Заглушив мотор мотоцикла, который тяжело вздохнул и умолк, Тихон, несмотря на свой преклонный возраст и, как я знала, постоянно ноющие больные ноги, удивительно проворно, почти по-детски спрыгнул с сиденья. Он снял свой шлем, и в полумраке я различила его усталое, но решительное лицо.

– Всё, Марго, приехали, – сказал он мне, его голос был глух, но в нём не было и тени паники. – Давай-ка мотоцикл спрячем.

Я без слов, словно сомнамбула, встала с мотоцикла, чувствуя тяжесть в каждой клеточке тела. Мы вдвоём откатили его за дом, где царила ещё большая темень, и, тщательно, чтобы ни один кусок не торчал, накрыли старым брезентом, который казался таким же обветшалым, как и сам район. Взяв свой шлем, я, не поднимая головы, направилась вслед за мужчиной, не зная, что нас ждёт за этой обшарпанной дверью, но понимая, что пути назад нет.

Открыв старую, пошарпанную дверь, Тихон махнул мне рукой, показывая, что нужно следовать за ним. Дверь ужасно скрипела, издавая пронзительный, тягучий стон, от которого по спине пробегал холодок. Подъезд безумно вонял мочой, затхлой сыростью и запахом чьей-то несвежей еды – от этой смеси хотелось немедленно зажать нос. Стены были испещрены нецензурными надписями и грубыми, выцветшими граффити, а чуть ли не на каждой ступеньке валялись окурки, пустые фантики и разбитые бутылки. Мужчина, тяжело ступая, с кряхтением поднимался наверх, опираясь на шершавые перила.
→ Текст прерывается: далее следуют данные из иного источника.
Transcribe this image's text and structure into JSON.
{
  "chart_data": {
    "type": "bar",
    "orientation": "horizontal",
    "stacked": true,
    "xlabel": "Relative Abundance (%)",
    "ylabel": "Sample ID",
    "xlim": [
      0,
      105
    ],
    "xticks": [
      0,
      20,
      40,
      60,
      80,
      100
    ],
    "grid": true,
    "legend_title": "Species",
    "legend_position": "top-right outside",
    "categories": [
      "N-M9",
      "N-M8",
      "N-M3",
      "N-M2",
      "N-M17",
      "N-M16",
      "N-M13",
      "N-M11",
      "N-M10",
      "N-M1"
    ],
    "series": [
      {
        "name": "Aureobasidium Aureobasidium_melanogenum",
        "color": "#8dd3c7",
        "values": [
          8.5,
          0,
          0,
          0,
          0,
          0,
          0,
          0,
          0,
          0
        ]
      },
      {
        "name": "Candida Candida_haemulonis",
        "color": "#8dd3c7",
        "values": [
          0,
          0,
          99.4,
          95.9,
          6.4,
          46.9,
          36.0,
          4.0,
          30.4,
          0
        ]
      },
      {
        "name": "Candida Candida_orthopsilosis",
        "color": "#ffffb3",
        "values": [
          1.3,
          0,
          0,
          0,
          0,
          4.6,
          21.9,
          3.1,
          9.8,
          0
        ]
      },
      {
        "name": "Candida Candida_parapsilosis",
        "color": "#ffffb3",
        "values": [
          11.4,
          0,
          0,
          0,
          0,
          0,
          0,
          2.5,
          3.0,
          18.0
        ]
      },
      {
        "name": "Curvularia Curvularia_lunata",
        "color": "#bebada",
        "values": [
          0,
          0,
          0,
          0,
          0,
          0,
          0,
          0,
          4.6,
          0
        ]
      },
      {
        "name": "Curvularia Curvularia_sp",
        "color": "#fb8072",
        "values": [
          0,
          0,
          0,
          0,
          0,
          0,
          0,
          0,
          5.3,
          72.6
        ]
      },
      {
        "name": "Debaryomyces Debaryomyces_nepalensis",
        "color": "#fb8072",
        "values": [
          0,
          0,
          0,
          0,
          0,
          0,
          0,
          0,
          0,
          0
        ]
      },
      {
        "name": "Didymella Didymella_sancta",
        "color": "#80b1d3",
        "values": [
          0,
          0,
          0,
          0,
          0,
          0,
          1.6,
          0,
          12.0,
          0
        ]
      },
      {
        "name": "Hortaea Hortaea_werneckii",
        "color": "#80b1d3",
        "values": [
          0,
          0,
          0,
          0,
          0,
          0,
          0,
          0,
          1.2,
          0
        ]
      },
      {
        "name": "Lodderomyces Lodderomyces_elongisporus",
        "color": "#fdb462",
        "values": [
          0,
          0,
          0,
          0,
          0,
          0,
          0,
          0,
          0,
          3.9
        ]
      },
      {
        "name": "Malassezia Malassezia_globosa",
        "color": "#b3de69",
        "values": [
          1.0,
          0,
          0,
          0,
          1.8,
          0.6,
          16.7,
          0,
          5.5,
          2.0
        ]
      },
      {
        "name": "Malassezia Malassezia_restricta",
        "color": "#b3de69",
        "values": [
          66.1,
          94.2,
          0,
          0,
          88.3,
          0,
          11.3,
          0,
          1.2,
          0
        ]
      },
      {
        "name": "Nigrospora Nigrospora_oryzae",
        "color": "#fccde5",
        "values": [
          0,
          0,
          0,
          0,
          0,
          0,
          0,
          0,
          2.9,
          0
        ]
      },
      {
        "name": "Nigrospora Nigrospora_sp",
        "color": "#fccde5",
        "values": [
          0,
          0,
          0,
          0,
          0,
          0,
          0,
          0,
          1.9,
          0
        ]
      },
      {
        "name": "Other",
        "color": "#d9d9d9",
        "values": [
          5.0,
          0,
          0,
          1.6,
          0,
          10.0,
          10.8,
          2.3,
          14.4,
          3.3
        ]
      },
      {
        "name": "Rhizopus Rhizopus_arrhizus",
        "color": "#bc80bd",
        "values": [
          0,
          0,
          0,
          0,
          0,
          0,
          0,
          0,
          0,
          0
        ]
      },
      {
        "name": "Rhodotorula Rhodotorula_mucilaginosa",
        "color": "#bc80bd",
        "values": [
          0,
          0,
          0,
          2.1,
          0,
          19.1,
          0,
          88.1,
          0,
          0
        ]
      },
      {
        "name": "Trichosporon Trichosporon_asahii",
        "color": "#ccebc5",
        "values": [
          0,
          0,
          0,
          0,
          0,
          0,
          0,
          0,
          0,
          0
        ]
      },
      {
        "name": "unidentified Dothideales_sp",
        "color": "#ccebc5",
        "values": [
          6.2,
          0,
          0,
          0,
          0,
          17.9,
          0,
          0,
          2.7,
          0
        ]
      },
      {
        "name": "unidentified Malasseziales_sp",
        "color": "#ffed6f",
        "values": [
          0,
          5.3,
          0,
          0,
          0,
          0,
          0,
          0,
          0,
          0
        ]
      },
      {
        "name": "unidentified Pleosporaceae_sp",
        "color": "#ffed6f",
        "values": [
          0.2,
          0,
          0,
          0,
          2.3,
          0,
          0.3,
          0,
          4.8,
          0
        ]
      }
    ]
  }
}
Наконец-то мы дошли до четвёртого этажа, пробираясь сквозь эту дикую вонь и грязь, которые, казалось, въелись в сами стены дома. Старенькая, деревянная, ущербная и обшарпанная дверь, с облезшей краской, встречала нас. Достав свой ключ из кармана брюк, Тихон с трудом вставил его в замок и со скрипом открыл дверь. Я проследовала за ним, ощущая, как воздух внутри квартиры, хоть и не свежий, но был чуть лучше, чем в подъезде. Зайдя внутрь, мужчина тут же закрыл дверь на несколько массивных замков, лязгающих с глухим стуком, словно отгораживаясь от всего мира и того ужаса, что остался за ней. Пройдя в одну из комнат, он устало, почти оседая, уселся на старое кресло-качалку, которое сразу же жалобно скрипнуло под его весом. Достал свою папиросу, чиркнул спичкой, и в комнате вспыхнул огонёк, осветив его морщинистое лицо. Едкий, горький дым тут же наполнил помещение, заставляя глаза слезиться и першить в горле. Я молча стояла посреди комнаты, чувствуя, как ноги подкашиваются от пережитого, и смотрела на него, не проронив ни слова, всё ещё находясь в состоянии глубокого шока и неверия в произошедшее.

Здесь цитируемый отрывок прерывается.